Es gibt ein weiteres Modell, das nach dem Prinzip der Eigenverantwortung funktioniert: das Mietshäusersyndikat. Entstanden ist es in den 80er-Jahren in der Freiburger Hausbesetzerszene, längst ist es im Bürgertum angekommen. Knapp 200 Projekte gibt es bundesweit, ihr Motto: „Die Häuser denen, die drin wohnen.“
Das Interesse an Genossenschaften und Syndikaten wächst. Aber auch diese Projekte leiden unter steigenden Grundstücks-, Bau- und Kreditkosten, sie müssen Preise erhöhen und sogar Bauvorhaben absagen. Dem gilt es gegenzusteuern: Die öffentliche Hand sollte diese Selbsthilfeorganisationen viel stärker als bisher unterstützen, sodass sie auch Bestandshäuser kaufen können. Bloß, mit welchem Geld soll der Staat helfen?
Da gibt es Möglichkeiten. Eine wäre, die Spekulationsgewinne drastisch zu reduzieren. Derzeit verdienen Investoren in begehrten Lagen viel, viel Geld, da die Bodenpreise enorm steigen, ganz egal, was sie mit ihren Grundstücken machen. Der Staat sollte diese Gewinne weitgehend abschöpfen. Das würde heftige Debatten auslösen, es ist ein Eingriff ins Eigentum. Aber es gibt kein Grundrecht auf maßlosen Profit.
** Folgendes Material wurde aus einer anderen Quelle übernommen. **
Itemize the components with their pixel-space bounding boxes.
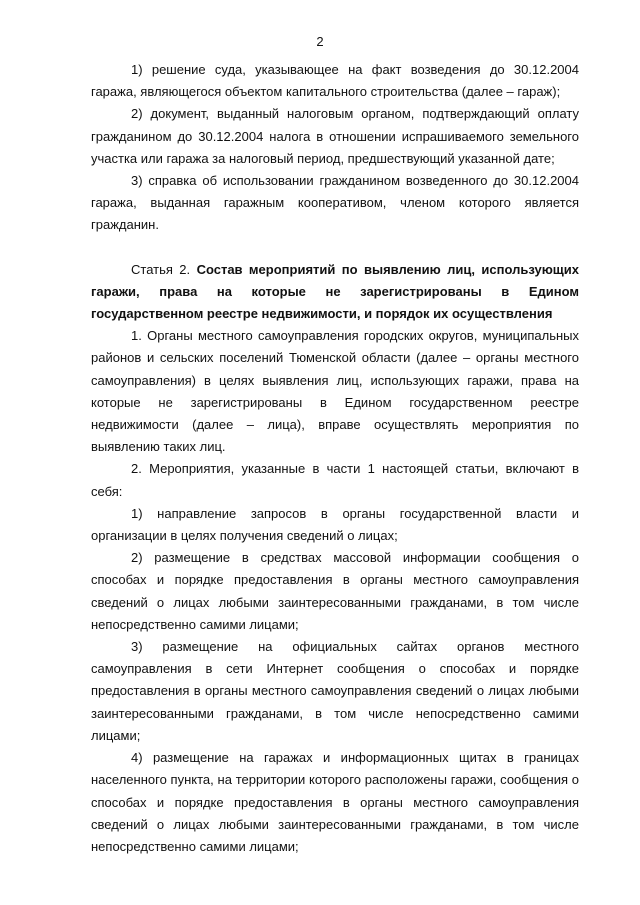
paragraph-local-authorities: 1. Органы местного самоуправления городских округов, муниципальных районов и сельских поселений Тюменской области (далее – органы местного самоуправления) в целях выявления лиц, использующих гаражи, права на которые не зарегистрированы в Едином государственном реестре недвижимости (далее – лица), вправе осуществлять мероприятия по выявлению таких лиц. [91, 328, 579, 455]
paragraph-tax-document: 2) документ, выданный налоговым органом, подтверждающий оплату гражданином до 30.12.2004 налога в отношении испрашиваемого земельного участка или гаража за налоговый период, предшествующий указанной дате; [91, 106, 579, 166]
paragraph-cooperative-certificate: 3) справка об использовании гражданином возведенного до 30.12.2004 гаража, выданная гаражным кооперативом, членом которого является гражданин. [91, 173, 579, 233]
document-body [91, 59, 579, 858]
article-label: Статья 2. [131, 261, 191, 277]
paragraph-measure-requests: 1) направление запросов в органы государственной власти и организации в целях получения сведений о лицах; [91, 505, 579, 544]
paragraph-measure-websites: 3) размещение на официальных сайтах органов местного самоуправления в сети Интернет сообщения о способах и порядке предоставления в органы местного самоуправления сведений о лицах любыми заинтересованными гражданами, в том числе непосредственно самими лицами; [91, 639, 579, 743]
paragraph-measure-media: 2) размещение в средствах массовой информации сообщения о способах и порядке предоставления в органы местного самоуправления сведений о лицах любыми заинтересованными гражданами, в том числе непосредственно самими лицами; [91, 550, 579, 632]
article-heading [91, 259, 579, 326]
paragraph-court-decision: 1) решение суда, указывающее на факт возведения до 30.12.2004 гаража, являющегося объектом капитального строительства (далее – гараж); [91, 62, 579, 100]
page-number: 2 [316, 34, 324, 49]
paragraph-measures-intro: 2. Мероприятия, указанные в части 1 настоящей статьи, включают в себя: [91, 461, 579, 499]
article-title: Состав мероприятий по выявлению лиц, использующих гаражи, права на которые не зарегистрированы в Едином государственном реестре недвижимости, и порядок их осуществления [91, 261, 579, 322]
paragraph-measure-notice-boards: 4) размещение на гаражах и информационных щитах в границах населенного пункта, на территории которого расположены гаражи, сообщения о способах и порядке предоставления в органы местного самоуправления сведений о лицах любыми заинтересованными гражданами, в том числе непосредственно самими лицами; [91, 750, 579, 854]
Die Wertsteigerung des Bodens ist der Leistung der Allgemeinheit zu verdanken. Wenn eine Kommune gute Infrastruktur schafft, profitieren davon bisher vor allem private Investoren. Dieser leistungslose Gewinn sollte nicht ganz abgeschafft, aber doch stark beschränkt werden. So würden nicht nur Spekulation und Wohnkosten gebremst. Mit dem Geld könnte die öffentliche Hand Flächen und Häuser von Privaten kaufen und sie günstig an gemeinwohlorientierte Akteure weiterreichen.
Etwa fünf Millionen Menschen leben in Häuser der 2000 Wohnbaugenossenschaften in Deutschland. Einkommen, Status und Herkunft der Bewohner spielen eine geringere Rolle als üblich. Diese Solidaritätsunternehmen sind zugleich zivilgesellschaftliche Akteure. Natürlich ist auch in deren Hausgemeinschaften nicht alles perfekt, aber oft beleben sie mit ihrem Engagement das sie umgebende Quartier. Diese Initiativen massiv zu fördern, das wäre eine wirksame Antwort des Staates auf die soziale Frage dieser Zeit.